Nvidia's GeForce RTX 3080 Founders Edition is here, claiming the top spot on our GPU benchmarks hierarchy, and ranking as the best graphics card currently available — provided you're after performance first, with price and power being lesser concerns. After months of waiting, we finally have independent benchmarks and testing data. Nvidia has thrown down the gauntlet, clearly challenging AMD's Big Navi to try and match or beat what the Ampere architecture brings to the table.
We're going to hold off on a final verdict for now, as we have other third-party RTX 3080 cards to review, which will begin as soon as tomorrow. That's good news, as it means customers won't be limited to Nvidia's Founders Edition for the first month or so like we were with the RTX 20-series launch. Another piece of good news is that there's no Founders Edition 'tax' this time: The RTX 3080 FE costs $699, direct from Nvidia (opens in new tab), and that's the base price of RTX 3080 cards for the time being. The bad news is that we fully expect supply to be insufficient to keep up with what we expect to be exceptionally high demand.
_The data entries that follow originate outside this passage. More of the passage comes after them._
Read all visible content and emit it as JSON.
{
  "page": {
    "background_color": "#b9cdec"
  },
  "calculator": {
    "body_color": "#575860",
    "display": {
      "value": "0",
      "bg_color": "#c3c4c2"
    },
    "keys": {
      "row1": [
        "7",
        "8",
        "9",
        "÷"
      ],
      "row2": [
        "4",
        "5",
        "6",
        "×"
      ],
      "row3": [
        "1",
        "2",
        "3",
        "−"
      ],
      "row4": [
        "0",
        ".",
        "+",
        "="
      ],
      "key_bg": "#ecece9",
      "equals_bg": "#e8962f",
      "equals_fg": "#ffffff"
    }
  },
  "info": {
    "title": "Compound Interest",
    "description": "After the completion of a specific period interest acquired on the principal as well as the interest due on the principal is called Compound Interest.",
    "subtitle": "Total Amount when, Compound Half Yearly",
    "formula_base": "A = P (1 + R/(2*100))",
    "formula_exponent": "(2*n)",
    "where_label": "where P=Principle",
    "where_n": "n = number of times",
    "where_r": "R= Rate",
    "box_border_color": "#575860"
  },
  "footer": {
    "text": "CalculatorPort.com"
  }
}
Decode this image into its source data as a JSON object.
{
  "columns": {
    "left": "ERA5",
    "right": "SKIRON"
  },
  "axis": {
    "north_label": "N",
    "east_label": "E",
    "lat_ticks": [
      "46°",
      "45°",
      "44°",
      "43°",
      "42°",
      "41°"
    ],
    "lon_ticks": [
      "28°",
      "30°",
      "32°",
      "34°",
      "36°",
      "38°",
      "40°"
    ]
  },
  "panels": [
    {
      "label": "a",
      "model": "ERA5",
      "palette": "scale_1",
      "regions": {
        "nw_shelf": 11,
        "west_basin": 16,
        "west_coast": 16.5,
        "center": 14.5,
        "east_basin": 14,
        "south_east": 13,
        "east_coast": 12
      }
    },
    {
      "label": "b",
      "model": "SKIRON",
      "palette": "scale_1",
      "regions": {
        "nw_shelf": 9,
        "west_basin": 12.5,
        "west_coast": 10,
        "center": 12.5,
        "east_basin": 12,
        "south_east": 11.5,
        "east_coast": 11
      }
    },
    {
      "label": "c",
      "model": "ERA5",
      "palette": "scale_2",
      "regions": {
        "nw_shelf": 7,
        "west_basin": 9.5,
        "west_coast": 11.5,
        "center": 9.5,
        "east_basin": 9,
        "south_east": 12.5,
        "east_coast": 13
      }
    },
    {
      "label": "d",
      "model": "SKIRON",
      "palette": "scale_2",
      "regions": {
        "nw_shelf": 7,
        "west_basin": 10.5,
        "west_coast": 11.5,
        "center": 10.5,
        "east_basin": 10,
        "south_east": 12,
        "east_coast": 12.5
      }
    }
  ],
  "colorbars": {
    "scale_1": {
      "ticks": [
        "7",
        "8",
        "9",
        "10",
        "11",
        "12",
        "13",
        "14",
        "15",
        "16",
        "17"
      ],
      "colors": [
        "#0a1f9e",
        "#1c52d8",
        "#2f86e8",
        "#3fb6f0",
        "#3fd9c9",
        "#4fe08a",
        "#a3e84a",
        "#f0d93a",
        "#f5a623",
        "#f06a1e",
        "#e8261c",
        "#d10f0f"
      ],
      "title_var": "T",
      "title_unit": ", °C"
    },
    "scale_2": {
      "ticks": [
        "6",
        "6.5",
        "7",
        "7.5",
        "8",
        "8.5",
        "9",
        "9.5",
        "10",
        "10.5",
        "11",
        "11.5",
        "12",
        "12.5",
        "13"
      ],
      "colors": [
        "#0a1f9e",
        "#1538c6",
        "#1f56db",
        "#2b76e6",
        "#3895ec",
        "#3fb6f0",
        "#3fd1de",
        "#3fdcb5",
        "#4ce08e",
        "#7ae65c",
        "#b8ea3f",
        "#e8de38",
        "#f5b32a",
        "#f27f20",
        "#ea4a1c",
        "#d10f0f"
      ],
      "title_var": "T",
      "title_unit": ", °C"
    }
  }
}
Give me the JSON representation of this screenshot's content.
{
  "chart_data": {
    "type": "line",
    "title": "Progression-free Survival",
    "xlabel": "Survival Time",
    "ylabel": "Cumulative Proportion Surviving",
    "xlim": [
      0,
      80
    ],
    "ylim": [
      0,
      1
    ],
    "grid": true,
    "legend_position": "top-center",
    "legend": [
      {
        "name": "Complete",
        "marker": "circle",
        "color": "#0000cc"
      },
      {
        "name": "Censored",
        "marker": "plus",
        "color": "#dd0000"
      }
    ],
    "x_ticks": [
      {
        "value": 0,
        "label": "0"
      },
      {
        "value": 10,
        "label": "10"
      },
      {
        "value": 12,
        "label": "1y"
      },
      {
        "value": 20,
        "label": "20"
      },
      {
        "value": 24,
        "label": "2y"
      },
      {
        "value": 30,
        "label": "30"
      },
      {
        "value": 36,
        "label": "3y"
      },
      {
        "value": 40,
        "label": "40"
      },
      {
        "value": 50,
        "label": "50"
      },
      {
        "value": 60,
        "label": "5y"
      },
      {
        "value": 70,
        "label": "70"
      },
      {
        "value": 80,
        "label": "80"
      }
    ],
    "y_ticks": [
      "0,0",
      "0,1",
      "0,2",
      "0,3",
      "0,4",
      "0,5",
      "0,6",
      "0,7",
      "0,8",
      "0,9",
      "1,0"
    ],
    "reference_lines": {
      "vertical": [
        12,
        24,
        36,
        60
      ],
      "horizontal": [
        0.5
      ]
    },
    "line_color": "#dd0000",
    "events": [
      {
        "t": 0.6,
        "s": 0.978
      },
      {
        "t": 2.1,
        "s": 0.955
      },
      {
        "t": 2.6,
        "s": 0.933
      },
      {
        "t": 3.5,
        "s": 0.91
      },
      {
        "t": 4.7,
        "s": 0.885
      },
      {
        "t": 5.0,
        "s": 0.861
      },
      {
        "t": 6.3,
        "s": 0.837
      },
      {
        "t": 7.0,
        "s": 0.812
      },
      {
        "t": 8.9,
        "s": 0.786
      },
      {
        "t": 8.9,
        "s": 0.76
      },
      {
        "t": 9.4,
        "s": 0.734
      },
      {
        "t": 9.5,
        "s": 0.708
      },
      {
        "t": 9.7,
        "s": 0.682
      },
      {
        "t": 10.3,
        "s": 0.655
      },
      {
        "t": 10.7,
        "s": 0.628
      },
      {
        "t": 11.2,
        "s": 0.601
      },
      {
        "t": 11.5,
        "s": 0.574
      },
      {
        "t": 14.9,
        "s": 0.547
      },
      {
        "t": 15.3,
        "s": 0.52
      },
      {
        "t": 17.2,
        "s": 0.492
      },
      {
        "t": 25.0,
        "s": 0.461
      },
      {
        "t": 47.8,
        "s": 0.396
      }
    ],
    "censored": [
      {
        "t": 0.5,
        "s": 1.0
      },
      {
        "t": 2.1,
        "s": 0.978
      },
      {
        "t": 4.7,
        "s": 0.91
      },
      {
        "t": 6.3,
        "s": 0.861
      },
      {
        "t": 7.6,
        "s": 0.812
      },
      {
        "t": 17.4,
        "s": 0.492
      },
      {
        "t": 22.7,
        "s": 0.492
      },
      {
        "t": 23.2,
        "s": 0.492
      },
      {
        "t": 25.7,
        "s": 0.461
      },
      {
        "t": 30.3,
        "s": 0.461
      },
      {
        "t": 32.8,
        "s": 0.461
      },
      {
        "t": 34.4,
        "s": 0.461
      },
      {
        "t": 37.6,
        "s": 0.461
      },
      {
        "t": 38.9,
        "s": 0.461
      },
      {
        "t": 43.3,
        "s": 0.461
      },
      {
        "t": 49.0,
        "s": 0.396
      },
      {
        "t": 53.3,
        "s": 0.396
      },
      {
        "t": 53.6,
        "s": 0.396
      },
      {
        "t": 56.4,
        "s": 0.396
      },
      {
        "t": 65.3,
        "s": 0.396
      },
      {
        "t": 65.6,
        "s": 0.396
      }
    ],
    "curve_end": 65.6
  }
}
The bottom line, if you don't mind spoilers, is that the RTX 3080 FE is 33% faster than the RTX 2080 Ti, on average. Or, if you prefer other points of comparison, it's 57% faster than the RTX 2080 Super, 69% faster than the RTX 2080 FE — heck, it's even 26% faster than the Titan RTX!
But there's a catch: We measured all of those 'percent faster' results across our test suite running at 4K ultra settings. The lead narrows if you drop down to 1440p, and it decreases even more at 1080p. It's still 42% faster than a 2080 FE at 1080p ultra, but this is very much a card made for higher resolutions. Also, you might need a faster CPU to get the full 3080 experience — check out our companion GeForce RTX 3080 CPU Scaling article for the full details.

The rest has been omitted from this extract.